CK Tile Dispatcher - Language Bindings
This directory contains language bindings for the CK Tile Dispatcher.
Structure
bindings/
|---- ctypes/ # Python ctypes bindings (C API)
| |---- gemm_ctypes_lib.cpp # GEMM dispatcher C API
| |---- conv_ctypes_lib.cpp # Grouped conv dispatcher C API (fwd + bwd_data)
| |---- conv_bwdw_ctypes_lib.cpp # Grouped conv backward weight C API (separate library)

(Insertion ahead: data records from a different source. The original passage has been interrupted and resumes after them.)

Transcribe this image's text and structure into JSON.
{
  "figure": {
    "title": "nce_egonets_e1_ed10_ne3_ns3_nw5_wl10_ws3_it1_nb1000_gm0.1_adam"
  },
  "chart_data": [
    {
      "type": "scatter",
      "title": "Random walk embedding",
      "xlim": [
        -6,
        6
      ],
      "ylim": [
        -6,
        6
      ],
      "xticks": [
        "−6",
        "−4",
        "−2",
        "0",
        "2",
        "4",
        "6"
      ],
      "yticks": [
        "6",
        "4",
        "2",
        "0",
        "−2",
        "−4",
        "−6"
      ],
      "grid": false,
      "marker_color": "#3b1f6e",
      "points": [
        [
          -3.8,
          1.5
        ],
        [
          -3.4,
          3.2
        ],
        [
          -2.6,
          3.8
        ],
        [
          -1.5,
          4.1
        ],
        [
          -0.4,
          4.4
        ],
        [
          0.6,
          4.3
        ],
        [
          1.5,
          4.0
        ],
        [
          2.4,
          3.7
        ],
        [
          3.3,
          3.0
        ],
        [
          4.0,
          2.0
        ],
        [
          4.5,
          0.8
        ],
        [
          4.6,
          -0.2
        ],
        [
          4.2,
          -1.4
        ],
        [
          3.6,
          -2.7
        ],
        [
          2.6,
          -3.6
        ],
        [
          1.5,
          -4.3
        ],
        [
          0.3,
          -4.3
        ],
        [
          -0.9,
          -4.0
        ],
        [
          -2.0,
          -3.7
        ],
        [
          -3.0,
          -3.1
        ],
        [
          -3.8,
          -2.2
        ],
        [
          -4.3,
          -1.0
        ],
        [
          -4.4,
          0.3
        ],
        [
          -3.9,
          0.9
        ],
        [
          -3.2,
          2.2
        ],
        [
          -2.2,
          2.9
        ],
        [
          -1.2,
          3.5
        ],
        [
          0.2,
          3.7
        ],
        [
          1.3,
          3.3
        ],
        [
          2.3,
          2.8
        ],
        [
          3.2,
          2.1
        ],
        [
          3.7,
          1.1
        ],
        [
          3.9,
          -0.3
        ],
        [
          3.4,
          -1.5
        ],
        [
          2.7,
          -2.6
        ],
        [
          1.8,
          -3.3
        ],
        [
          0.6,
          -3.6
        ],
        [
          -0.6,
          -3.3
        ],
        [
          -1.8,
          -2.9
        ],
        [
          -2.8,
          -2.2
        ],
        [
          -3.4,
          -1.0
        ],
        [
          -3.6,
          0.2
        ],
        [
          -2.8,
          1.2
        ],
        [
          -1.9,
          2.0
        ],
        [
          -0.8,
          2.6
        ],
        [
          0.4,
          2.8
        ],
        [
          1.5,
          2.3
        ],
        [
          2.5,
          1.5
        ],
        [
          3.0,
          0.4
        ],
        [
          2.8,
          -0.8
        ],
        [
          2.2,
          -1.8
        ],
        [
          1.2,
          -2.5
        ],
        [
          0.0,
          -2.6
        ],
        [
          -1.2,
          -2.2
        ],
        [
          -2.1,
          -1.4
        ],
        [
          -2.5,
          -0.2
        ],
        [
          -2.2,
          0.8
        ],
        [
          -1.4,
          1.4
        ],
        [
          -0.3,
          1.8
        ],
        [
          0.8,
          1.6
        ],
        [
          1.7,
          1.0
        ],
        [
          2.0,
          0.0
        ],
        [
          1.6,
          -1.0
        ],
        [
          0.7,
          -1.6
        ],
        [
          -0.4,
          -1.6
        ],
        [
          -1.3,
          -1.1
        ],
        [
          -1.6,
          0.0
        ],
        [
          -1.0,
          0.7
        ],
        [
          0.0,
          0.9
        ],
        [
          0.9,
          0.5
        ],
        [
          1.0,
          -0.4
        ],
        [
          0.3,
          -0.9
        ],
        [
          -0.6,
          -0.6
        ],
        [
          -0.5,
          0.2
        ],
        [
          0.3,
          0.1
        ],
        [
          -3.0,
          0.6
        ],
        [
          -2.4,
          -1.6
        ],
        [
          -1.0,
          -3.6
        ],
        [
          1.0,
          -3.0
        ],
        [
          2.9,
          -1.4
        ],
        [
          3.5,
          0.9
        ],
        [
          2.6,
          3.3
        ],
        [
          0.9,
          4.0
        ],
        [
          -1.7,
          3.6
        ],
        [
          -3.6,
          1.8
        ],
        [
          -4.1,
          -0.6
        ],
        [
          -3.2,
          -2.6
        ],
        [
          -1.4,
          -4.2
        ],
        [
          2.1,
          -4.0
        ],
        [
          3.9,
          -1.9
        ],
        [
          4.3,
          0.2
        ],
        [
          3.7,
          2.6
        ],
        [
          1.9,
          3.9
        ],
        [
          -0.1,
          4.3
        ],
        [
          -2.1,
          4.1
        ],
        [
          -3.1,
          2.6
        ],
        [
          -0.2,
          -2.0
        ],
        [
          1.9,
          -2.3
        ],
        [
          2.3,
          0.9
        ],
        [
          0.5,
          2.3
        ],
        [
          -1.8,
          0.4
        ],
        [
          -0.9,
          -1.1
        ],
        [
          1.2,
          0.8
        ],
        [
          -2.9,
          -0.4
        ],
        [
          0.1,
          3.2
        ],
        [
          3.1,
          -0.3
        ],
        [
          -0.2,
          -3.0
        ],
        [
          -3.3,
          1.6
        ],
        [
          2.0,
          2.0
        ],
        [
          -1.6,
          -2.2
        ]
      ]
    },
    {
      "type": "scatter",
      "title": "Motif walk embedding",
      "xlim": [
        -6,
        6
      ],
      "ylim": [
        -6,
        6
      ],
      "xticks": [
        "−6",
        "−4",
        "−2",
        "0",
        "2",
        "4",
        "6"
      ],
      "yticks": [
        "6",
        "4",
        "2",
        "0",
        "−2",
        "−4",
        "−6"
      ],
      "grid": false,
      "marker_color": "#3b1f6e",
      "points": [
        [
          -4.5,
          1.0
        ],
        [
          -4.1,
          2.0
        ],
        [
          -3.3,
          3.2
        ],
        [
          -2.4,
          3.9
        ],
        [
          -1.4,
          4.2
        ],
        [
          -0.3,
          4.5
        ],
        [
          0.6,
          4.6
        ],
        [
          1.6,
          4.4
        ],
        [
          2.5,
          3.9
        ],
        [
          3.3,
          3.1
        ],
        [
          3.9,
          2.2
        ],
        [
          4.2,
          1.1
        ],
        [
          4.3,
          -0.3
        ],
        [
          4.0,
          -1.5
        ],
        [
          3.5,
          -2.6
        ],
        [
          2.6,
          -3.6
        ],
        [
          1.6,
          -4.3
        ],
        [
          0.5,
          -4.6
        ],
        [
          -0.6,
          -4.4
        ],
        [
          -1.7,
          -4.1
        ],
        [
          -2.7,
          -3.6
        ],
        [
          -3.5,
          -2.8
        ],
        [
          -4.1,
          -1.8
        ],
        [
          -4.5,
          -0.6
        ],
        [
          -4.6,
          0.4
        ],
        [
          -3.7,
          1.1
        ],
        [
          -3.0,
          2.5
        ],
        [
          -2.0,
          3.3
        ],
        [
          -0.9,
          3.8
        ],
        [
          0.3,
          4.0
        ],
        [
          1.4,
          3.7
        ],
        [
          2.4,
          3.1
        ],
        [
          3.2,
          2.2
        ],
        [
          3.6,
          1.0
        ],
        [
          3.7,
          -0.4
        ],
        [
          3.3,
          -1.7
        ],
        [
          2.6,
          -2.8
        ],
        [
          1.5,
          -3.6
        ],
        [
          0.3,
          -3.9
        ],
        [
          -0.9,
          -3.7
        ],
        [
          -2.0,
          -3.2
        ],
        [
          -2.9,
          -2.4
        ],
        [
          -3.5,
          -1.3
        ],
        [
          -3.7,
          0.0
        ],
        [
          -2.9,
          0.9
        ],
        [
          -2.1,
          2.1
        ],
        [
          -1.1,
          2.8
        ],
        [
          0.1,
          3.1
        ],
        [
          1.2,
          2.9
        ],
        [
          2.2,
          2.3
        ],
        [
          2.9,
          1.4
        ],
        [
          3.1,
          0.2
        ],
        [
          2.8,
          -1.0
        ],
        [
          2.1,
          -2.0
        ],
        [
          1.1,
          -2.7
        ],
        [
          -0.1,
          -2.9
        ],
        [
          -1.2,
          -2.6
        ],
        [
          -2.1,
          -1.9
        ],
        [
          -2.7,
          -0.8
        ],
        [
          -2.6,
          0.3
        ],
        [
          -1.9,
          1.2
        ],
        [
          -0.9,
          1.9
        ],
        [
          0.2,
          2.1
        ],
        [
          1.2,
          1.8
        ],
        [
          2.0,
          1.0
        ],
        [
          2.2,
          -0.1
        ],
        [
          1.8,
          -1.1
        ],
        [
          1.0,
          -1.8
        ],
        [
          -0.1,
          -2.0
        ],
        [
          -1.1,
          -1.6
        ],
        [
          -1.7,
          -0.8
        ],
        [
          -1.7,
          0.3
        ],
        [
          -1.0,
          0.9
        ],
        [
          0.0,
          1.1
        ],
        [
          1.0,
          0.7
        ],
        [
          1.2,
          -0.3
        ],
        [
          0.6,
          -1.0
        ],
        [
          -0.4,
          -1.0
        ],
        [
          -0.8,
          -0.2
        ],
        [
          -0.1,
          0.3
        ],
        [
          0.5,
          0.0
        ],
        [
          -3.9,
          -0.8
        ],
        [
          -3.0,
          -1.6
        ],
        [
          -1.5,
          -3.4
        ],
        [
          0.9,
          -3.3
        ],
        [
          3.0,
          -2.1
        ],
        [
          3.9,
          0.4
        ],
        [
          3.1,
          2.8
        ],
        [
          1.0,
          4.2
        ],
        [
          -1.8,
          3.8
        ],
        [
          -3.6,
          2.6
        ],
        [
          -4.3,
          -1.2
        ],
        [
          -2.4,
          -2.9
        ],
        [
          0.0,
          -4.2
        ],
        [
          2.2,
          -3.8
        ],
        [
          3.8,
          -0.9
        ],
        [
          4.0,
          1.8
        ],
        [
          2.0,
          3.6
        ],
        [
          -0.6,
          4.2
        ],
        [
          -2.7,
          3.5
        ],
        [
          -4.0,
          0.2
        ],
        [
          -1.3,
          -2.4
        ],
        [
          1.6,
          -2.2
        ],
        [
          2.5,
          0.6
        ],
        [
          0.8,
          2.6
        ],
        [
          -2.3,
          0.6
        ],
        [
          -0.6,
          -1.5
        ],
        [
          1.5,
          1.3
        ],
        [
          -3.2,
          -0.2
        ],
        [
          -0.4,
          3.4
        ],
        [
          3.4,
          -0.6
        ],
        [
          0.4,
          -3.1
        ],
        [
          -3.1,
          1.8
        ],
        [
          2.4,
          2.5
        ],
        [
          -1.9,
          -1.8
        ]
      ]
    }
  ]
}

| |---- gpu_helper.cpp # CLI helper for Python
| +---- CMakeLists.txt
+---- README.md
ctypes Bindings
The ctypes bindings provide a C API that Python can load via ctypes.CDLL().
Building
cd build
cmake .. -DCMAKE_PREFIX_PATH=/opt/rocm
make dispatcher_gemm_lib dispatcher_conv_lib gpu_helper
Usage from Python
import ctypes
# Load the library
lib = ctypes.CDLL("path/to/libdispatcher_gemm_lib.so")
# Initialize
lib.dispatcher_init()
# Check if problem is supported
is_supported = lib.dispatcher_is_supported(M, N, K)
# Run GEMM
time_ms = ctypes.c_float()
result = lib.dispatcher_run_gemm(
A_ptr, B_ptr, C_ptr,
M, N, K,
ctypes.byref(time_ms)
)
# Cleanup
lib.dispatcher_cleanup()
GEMM API
| Function | Description |
|---|---|
dispatcher_init() |
Initialize the dispatcher |
dispatcher_is_supported(M, N, K) |
Check if problem size is supported |
dispatcher_select_kernel(M, N, K, name_buf, buf_size) |
Get kernel name for problem |
dispatcher_run_gemm(A, B, C, M, N, K, time_ms) |
Execute GEMM |
dispatcher_get_kernel_count() |
Get number of registered kernels |
dispatcher_export_registry_json() |
Export registry as JSON |
dispatcher_cleanup() |
Release resources |
Grouped Convolution API
| Function | Description |
|---|---|
conv_dispatcher_init() |
Initialize the dispatcher |
conv_dispatcher_is_supported(prob) |
Check if problem is supported |
conv_dispatcher_select_kernel(prob, name_buf, buf_size) |
Get kernel name |
conv_dispatcher_run(input, weight, output, prob, stream) |
Execute convolution |
conv_dispatcher_get_kernel_count() |
Get number of registered kernels |
conv_dispatcher_cleanup() |
Release resources |
GPU Helper
The gpu_helper executable provides a CLI interface for Python:
./gpu_helper 1024 1024 1024 --validate
Output is JSON for easy parsing:
{
"problem": {"M": 1024, "N": 1024, "K": 1024},
"kernel": "gemm_fp16_rcr_...",
"execution": {
"time_ms": 0.5,
"tflops": 4.2
},
"validation": {
"accuracy": 100.0
},
"status": "success"
}
Examples
See the examples that use these bindings:
- GEMM:
dispatcher/examples/gemm/python/
Grouped Convolution
Grouped convolution C++ headers and Python utilities are in:
- C++ Headers:
dispatcher/include/ck_tile/dispatcher/grouped_conv_*.hpp - Python Utils:
dispatcher/python/grouped_conv_utils.py - Build Script:
dispatcher/scripts/compile_grouped_conv_examples.py